Come to worship. Come to worship.
Come to success. Come to success.
Allah is Greater! Allah is Greater!
A visit rich in symbolism indeed! But the symbolism is probably lost on both the Pope and the BBC.
The problem with Muslim-Christian “inter-faith dialogue” is that the aim of the “dialogue” is almost always nebulous. From the Christian perspective it always seems to amount to something like “let's hang out together, and say nice things to each other so that everybody feels good.” Which is all good and well, but it does nothing to resolve the tough issues such as Muslim persecution of Christians around the world which (silly me) I would have thought was the point of “dialogue”.
Rather than tackling the root cause of such persecution - the Islamic texts – the “dialogue” revolves around deflecting blame from those texts to things like “hunger and poverty” or “Islamophobia”; or else yammering on about what Christians and Muslims have in common, for example the fact that both groups reverence Mary or that both groups believe that Jesus had a miraculous birth and performed miracles. That's all good and well but it ignores the fact that Muslim persecution of Christians does not originate from Muslim and Christian unawareness of the fact that they both share similar beliefs, nor from “Islamophobia”, hunger or poverty.
Re-read that call to prayer. The problem stems from Islamic supremacism which is writ large in Islamic law and psychology, and which in turn originates from the texts of Islam. Muhammad is told in the Qur'an: “He it is Who hath sent His messenger with the guidance and the religion of truth, that He may make it conqueror of all religions however much idolaters may be averse.” (Qur'an 61:9) While Christians are taught to be humble, Muslims are taught the supremacism of Islam over other religions, which explains why, after invading other peoples' land (which it is their divine right to do), they find it difficult not to commandeer other peoples' places of worship for Allah.

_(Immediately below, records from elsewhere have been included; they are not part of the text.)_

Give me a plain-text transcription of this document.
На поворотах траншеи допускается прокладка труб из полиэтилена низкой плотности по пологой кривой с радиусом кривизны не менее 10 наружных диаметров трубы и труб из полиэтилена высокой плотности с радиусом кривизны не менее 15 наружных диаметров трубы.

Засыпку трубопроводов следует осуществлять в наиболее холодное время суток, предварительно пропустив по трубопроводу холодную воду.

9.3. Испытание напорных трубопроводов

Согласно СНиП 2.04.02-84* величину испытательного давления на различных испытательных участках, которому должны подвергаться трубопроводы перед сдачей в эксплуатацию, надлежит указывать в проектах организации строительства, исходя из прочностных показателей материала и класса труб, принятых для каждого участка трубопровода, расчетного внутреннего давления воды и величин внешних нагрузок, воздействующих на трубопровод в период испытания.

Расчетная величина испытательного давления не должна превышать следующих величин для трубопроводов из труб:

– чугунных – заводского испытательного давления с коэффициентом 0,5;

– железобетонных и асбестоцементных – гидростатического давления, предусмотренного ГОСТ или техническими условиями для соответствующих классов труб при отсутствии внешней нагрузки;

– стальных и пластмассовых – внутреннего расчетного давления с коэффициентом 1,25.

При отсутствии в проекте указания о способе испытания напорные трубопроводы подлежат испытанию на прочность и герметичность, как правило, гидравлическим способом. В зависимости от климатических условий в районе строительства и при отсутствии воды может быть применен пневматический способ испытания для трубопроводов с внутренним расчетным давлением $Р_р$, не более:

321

It explains why, when a Christian man has the audacity to marry a Muslim woman, the Muslim mind sees fit to punish all Christians in the area for that “crime”. Since in Islamic law Muslim men are free to marry Christian and Jewish women, why should Christian or Jewish men marrying Muslim women cause such reactions? Well, it is because the former is meant to ensure that the number of Muslims increases in a society since the children of such unions are invariably raised as Muslims. The latter cannot be allowed because it would mean that the children of such unions (following the religion of the father) would be Christians or Jews, and the number of Muslims in the society would decrease. The notion that Christians and Jews share an equality with Muslims is foreign to Islamic law.
Christians, like the Pope, following their teacher's command to be humble believe that they are building good will with their Muslims counterparts, but fail to see that Muslims, following Muhammad's teaching that they are the best people (Qur'an 3:110), while Jews and Christians are the “worst of created beings” (Qur'an 98: 6), view Christian obeisance towards them as being in the normal order of things, and not something that requires any sort of reciprocity.
The Pope's visit won't stop the Turkish government supporting the Islamic State by, for example, allowing them to use Turkish territory to launch attacks.
But none of that really matters anyway, because ending wrongdoing on the part of Muslims, through an honest examination and repudiation of certain ideas in the Islamic texts, is not the point of “inter-faith dialogue”.